The sensory abilities of taste, smell, touch, sight and hearing enable the client to receive stimuli that facilitate interaction and provide information about the environment. Perception of sensory stimuli has its origin in the five special sense organs, which are specially adapted for the reception of specific stimuli — tongue (taste), nose (smell), skin (touch), eyes (sight) and ears (hearing and maintenance of balance). Receptors in the sense organs pick up stimuli from the environment and transmit this information to the brain via pathways in the nervous system. In the brain the information is processed and interpreted. A person’s senses are essential for growth, development and survival. Sensory stimuli give meaning to events in the environment. Any alteration in the individual’s sensory function can affect their ability to function within the environment. Alterations in sensory function may lead to dysfunctions of sight, hearing, smell, taste, balance and coordination.

As the eyes and ears are the two major structures by which an individual receives information about the external environment, this chapter focuses mainly on the care of these organs. The eye is the means by which light, reflected from objects, travels to the retina so that an image is formed. Nerve endings in the retina transmit electrical impulses along the optic nerve to the brain for interpretation. The ear is the means by which soundwaves are collected and amplified. Nerve endings in the inner ear transmit electrical impulses along the auditory pathways to the brain for interpretation. The auditory system is also responsible for maintenance of balance.



The sensory receptors for taste are the taste buds. They are widely scattered in the oral cavity, with most concentrated over the surface of the tongue (Figure 42.1) and a few found on the soft palate and inner surface of the cheeks. They are chemoreceptors that respond to substances present in food and generate nerve impulses that are transmitted to the brain for interpretation. The upper surface of the tongue is covered with small projections (papillae) some of which contain a taste bud. Each taste bud consists of sensory and supporting cells situated in the epithelium and opening into the surface through a small gustatory pore. Between the cells of the taste bud lie the ending of afferent nerve fibres derived from several cranial nerves. Taste buds on the anterior two-thirds of the tongue connect with fibres of the facial (seventh cranial) nerve. Taste buds on the posterior one-third of the tongue are associated with the fibres of the glossopharyngeal (ninth cranial) nerve, while pharyngeal taste buds send impulses to the brain via the vagus (tenth cranial) nerve.

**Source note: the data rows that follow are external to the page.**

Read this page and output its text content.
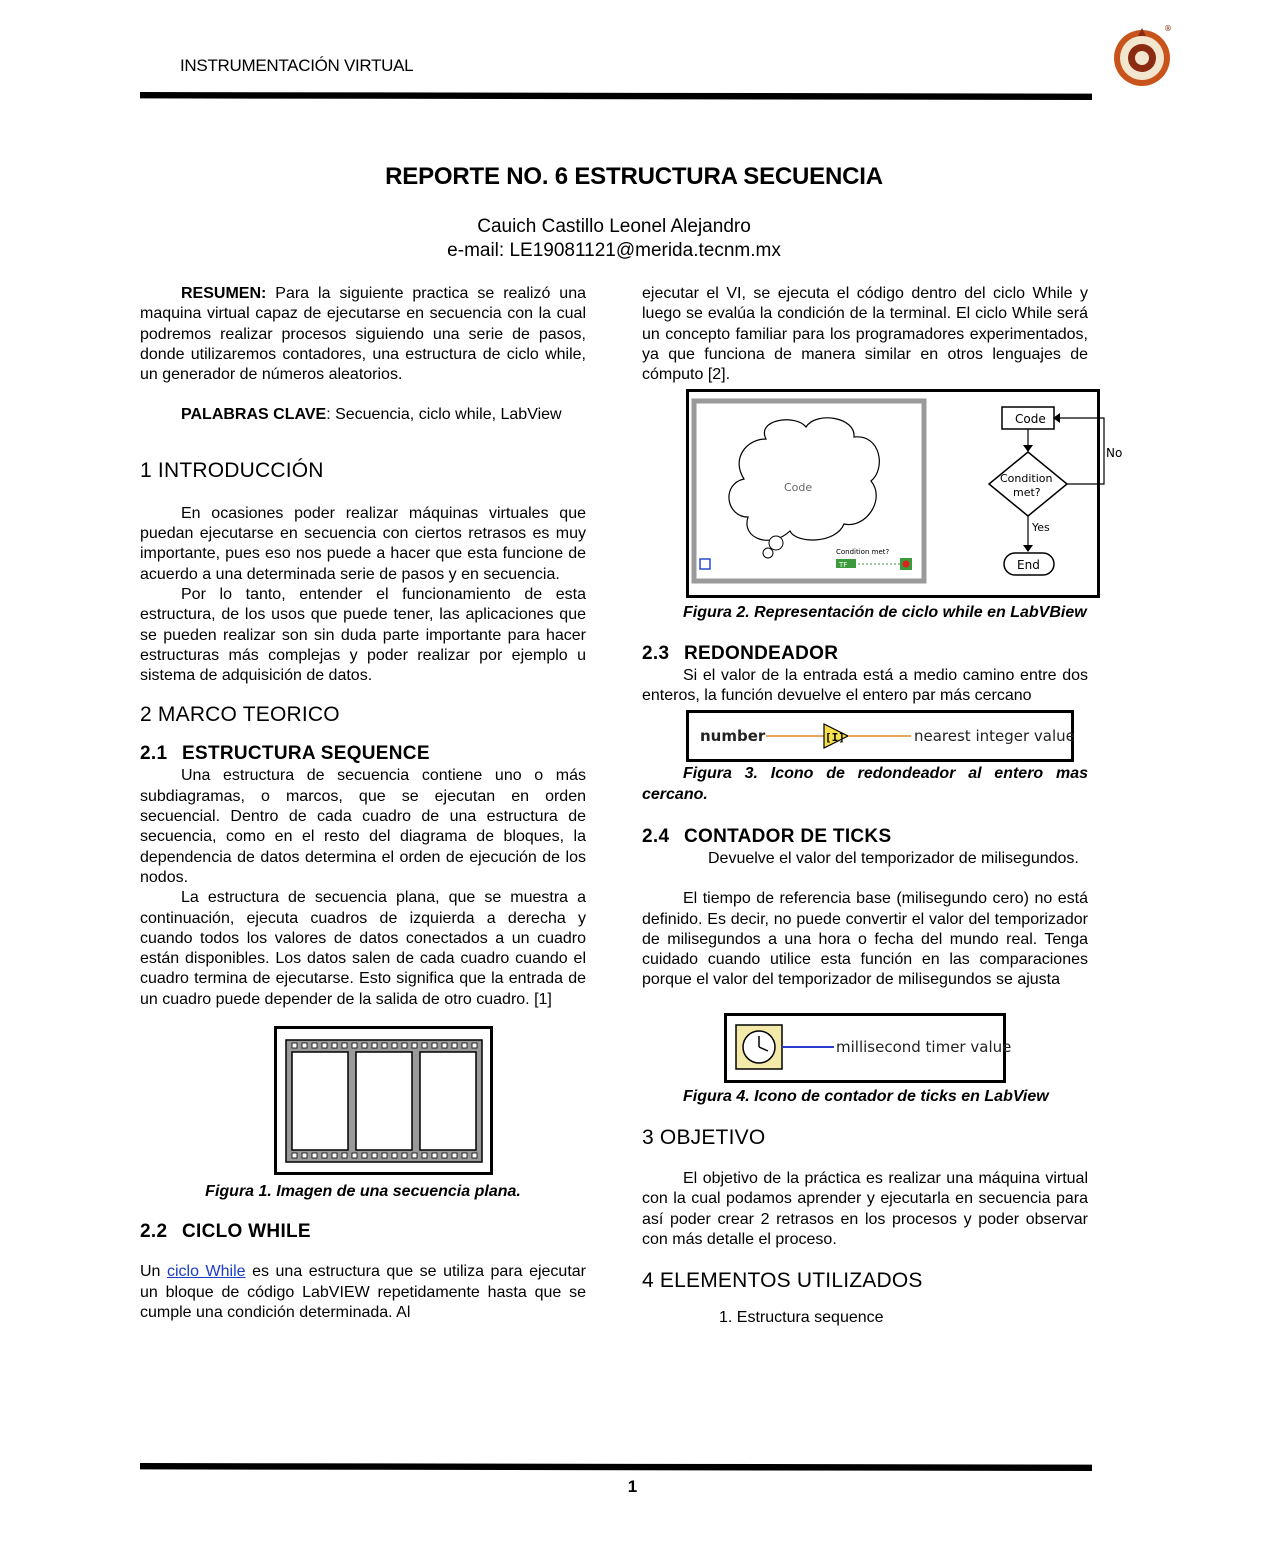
INSTRUMENTACIÓN VIRTUAL
®
REPORTE NO. 6 ESTRUCTURA SECUENCIA
Cauich Castillo Leonel Alejandro
e-mail: LE19081121@merida.tecnm.mx

RESUMEN: Para la siguiente practica se realizó una maquina virtual capaz de ejecutarse en secuencia con la cual podremos realizar procesos siguiendo una serie de pasos, donde utilizaremos contadores, una estructura de ciclo while, un generador de números aleatorios.

PALABRAS CLAVE: Secuencia, ciclo while, LabView

1 INTRODUCCIÓN

En ocasiones poder realizar máquinas virtuales que puedan ejecutarse en secuencia con ciertos retrasos es muy importante, pues eso nos puede a hacer que esta funcione de acuerdo a una determinada serie de pasos y en secuencia.

Por lo tanto, entender el funcionamiento de esta estructura, de los usos que puede tener, las aplicaciones que se pueden realizar son sin duda parte importante para hacer estructuras más complejas y poder realizar por ejemplo u sistema de adquisición de datos.

2 MARCO TEORICO
2.1 ESTRUCTURA SEQUENCE

Una estructura de secuencia contiene uno o más subdiagramas, o marcos, que se ejecutan en orden secuencial. Dentro de cada cuadro de una estructura de secuencia, como en el resto del diagrama de bloques, la dependencia de datos determina el orden de ejecución de los nodos.

La estructura de secuencia plana, que se muestra a continuación, ejecuta cuadros de izquierda a derecha y cuando todos los valores de datos conectados a un cuadro están disponibles. Los datos salen de cada cuadro cuando el cuadro termina de ejecutarse. Esto significa que la entrada de un cuadro puede depender de la salida de otro cuadro. [1]

Figura 1. Imagen de una secuencia plana.

2.2 CICLO WHILE

Un ciclo While es una estructura que se utiliza para ejecutar un bloque de código LabVIEW repetidamente hasta que se cumple una condición determinada. Al

ejecutar el VI, se ejecuta el código dentro del ciclo While y luego se evalúa la condición de la terminal. El ciclo While será un concepto familiar para los programadores experimentados, ya que funciona de manera similar en otros lenguajes de cómputo [2].

Code
Condition met?
TF
Code
Condition
met?
No
Yes
End

Figura 2. Representación de ciclo while en LabVBiew

2.3 REDONDEADOR

Si el valor de la entrada está a medio camino entre dos enteros, la función devuelve el entero par más cercano

number	[I]	nearest integer value

Figura 3. Icono de redondeador al entero mas cercano.

2.4 CONTADOR DE TICKS

Devuelve el valor del temporizador de milisegundos.

El tiempo de referencia base (milisegundo cero) no está definido. Es decir, no puede convertir el valor del temporizador de milisegundos a una hora o fecha del mundo real. Tenga cuidado cuando utilice esta función en las comparaciones porque el valor del temporizador de milisegundos se ajusta

millisecond timer value

Figura 4. Icono de contador de ticks en LabView

3 OBJETIVO

El objetivo de la práctica es realizar una máquina virtual con la cual podamos aprender y ejecutarla en secuencia para así poder crear 2 retrasos en los procesos y poder observar con más detalle el proceso.

4 ELEMENTOS UTILIZADOS
1. Estructura sequence
1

These taste buds can differentiate among sweet, salty, sour and bitter stimuli. The tip of the tongue is most sensitive to sweet and salty substances, the edges of the tongue are most sensitive to sour substances, and the back of the tongue is most sensitive to bitter substances. Substances must be in solution (saliva) so that they can enter the opening in a taste bud, and stimulate the nerve ending. Molecules pass into solution on the surface of the tongue then combine with the surface membranes of the receptor cells. Transmitter substances are released, which evoke action potentials on the sensory nerve fibres. Fibres from the seventh, ninth and tenth cranial nerves carry the taste impulses via the brainstem to an area of the cerebral cortex where the taste is experienced.

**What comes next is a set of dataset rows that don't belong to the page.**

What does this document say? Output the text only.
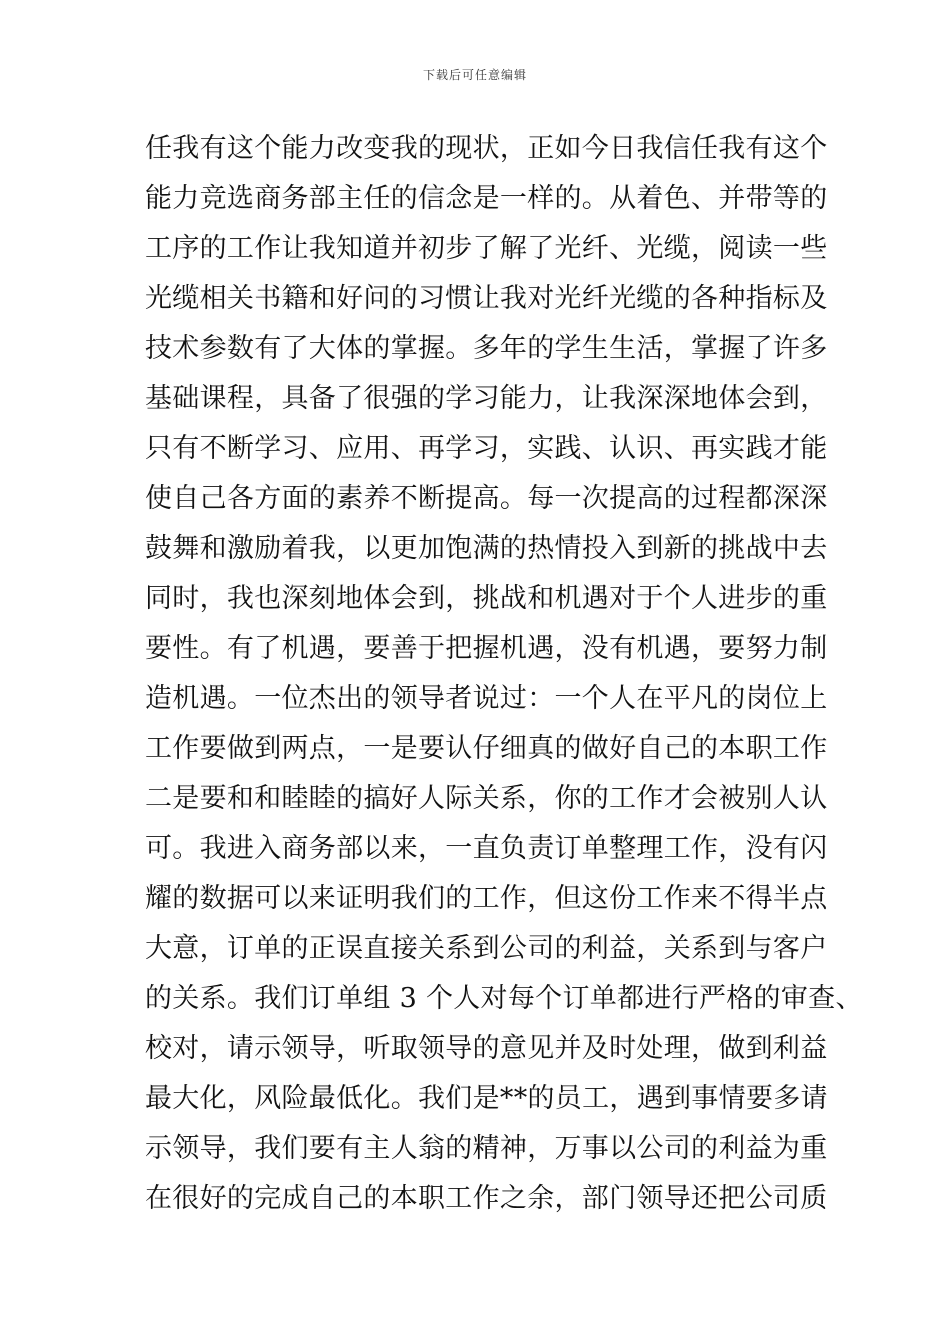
下载后可任意编辑
任我有这个能力改变我的现状，正如今日我信任我有这个
能力竞选商务部主任的信念是一样的。从着色、并带等的
工序的工作让我知道并初步了解了光纤、光缆，阅读一些
光缆相关书籍和好问的习惯让我对光纤光缆的各种指标及
技术参数有了大体的掌握。多年的学生生活，掌握了许多
基础课程，具备了很强的学习能力，让我深深地体会到，
只有不断学习、应用、再学习，实践、认识、再实践才能
使自己各方面的素养不断提高。每一次提高的过程都深深
鼓舞和激励着我，以更加饱满的热情投入到新的挑战中去
同时，我也深刻地体会到，挑战和机遇对于个人进步的重
要性。有了机遇，要善于把握机遇，没有机遇，要努力制
造机遇。一位杰出的领导者说过：一个人在平凡的岗位上
工作要做到两点，一是要认仔细真的做好自己的本职工作
二是要和和睦睦的搞好人际关系，你的工作才会被别人认
可。我进入商务部以来，一直负责订单整理工作，没有闪
耀的数据可以来证明我们的工作，但这份工作来不得半点
大意，订单的正误直接关系到公司的利益，关系到与客户
的关系。我们订单组 3 个人对每个订单都进行严格的审查、
校对，请示领导，听取领导的意见并及时处理，做到利益
最大化，风险最低化。我们是**的员工，遇到事情要多请
示领导，我们要有主人翁的精神，万事以公司的利益为重
在很好的完成自己的本职工作之余，部门领导还把公司质
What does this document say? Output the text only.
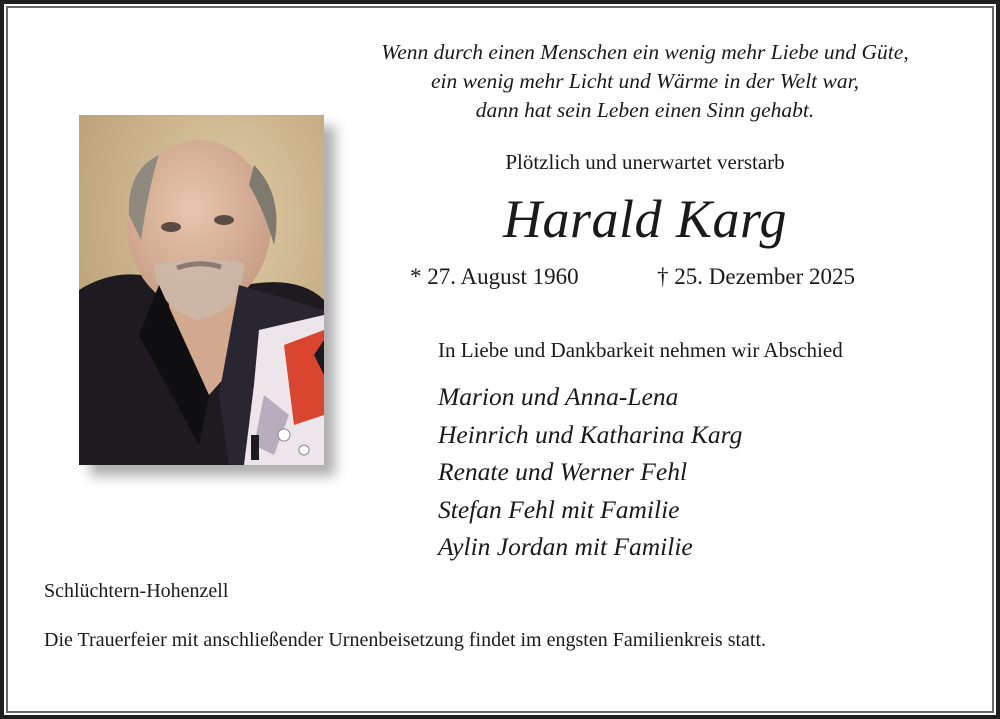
Wenn durch einen Menschen ein wenig mehr Liebe und Güte,
ein wenig mehr Licht und Wärme in der Welt war,
dann hat sein Leben einen Sinn gehabt.
Plötzlich und unerwartet verstarb
Harald Karg
* 27. August 1960	† 25. Dezember 2025
In Liebe und Dankbarkeit nehmen wir Abschied
Marion und Anna-Lena
Heinrich und Katharina Karg
Renate und Werner Fehl
Stefan Fehl mit Familie
Aylin Jordan mit Familie
Schlüchtern-Hohenzell
Die Trauerfeier mit anschließender Urnenbeisetzung findet im engsten Familienkreis statt.
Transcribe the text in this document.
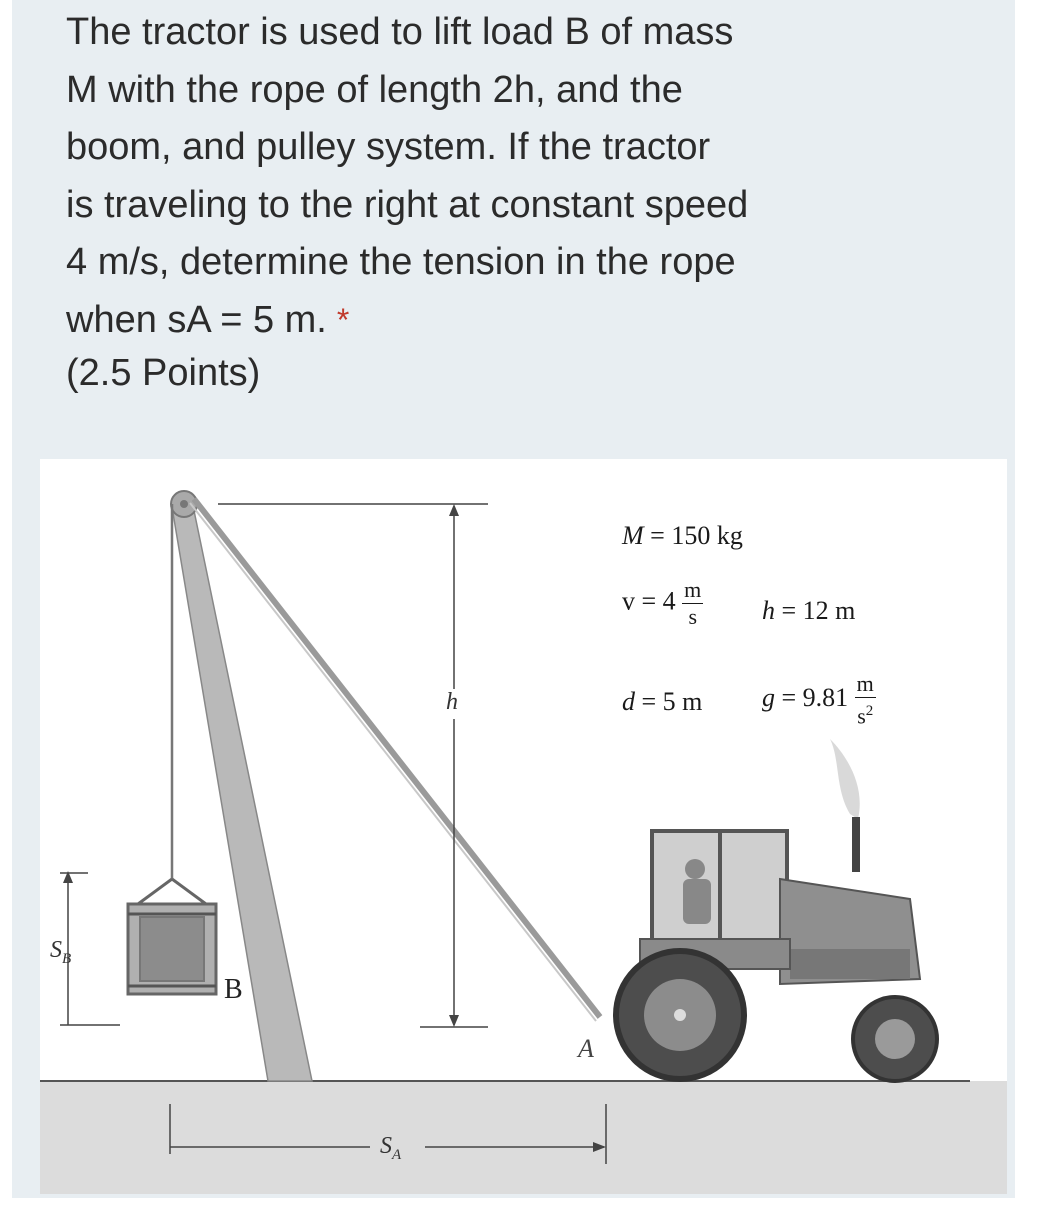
The tractor is used to lift load B of mass
M with the rope of length 2h, and the
boom, and pulley system. If the tractor
is traveling to the right at constant speed
4 m/s, determine the tension in the rope
when sA = 5 m. *
(2.5 Points)
M = 150 kg
$v = 4 \frac{m}{s}$ h = 12 m
d = 5 m $g = 9.81 \frac{m}{s^2}$
h
$S_B$
$S_A$
B
A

The sense of taste is intricately linked with the sense of smell, and the sense of taste depends on stimulation of the olfactory receptors. Both senses have a protective function; for example, in detecting substances that may be harmful. Interruption to the transmission of taste stimuli to the brain may cause taste abnormalities. Taste abnormalities may result from trauma, infection, vitamin or mineral deficiencies, neurological or oral disorders and the effects of drugs. Because tastes are most accurately perceived in a fluid medium, mouth dryness may interfere with taste. Alterations in taste may include ageusia (a complete loss of taste), hypogeusia (a partial loss of taste), dysgeusia (a distorted sense of taste) and cacogeusia (an unpleasant taste).


The specific receptors for the sense of smell are the olfactory receptors. They are chemoreceptors that respond to airborne chemicals and generate impulses that are transmitted to the brain for interpretation. The olfactory receptors are situated in the mucous membrane lining the upper part of the nose (Figure 42.2). When these receptors are stimulated by chemicals they transmit impulses along the olfactory nerve to the brain. These receptors adapt quickly when exposed to an unchanging stimulus, which means that the client can become accustomed to an odour when constantly exposed to it.

Permanent alterations in the sense usually result when the olfactory neuroepithelium or part of the olfactory nerve is destroyed. Permanent or temporary loss can occur from inhaling irritants such as acid fumes that paralyse nasal cilia. Conditions such as ageing, Parkinson’s disease and Alzheimer’s disease may alter the sense of smell. Alterations in smell include anosmia (a total loss of sense of smell), hyposmia (an impaired sense of smell) and parosmia (an abnormal sense of smell).

There is a close relationship between the sense of smell and the sense of taste, and therefore they are not always distinguishable. The sensations of smell and taste play an important part in stimulating the secretions of digestive juices.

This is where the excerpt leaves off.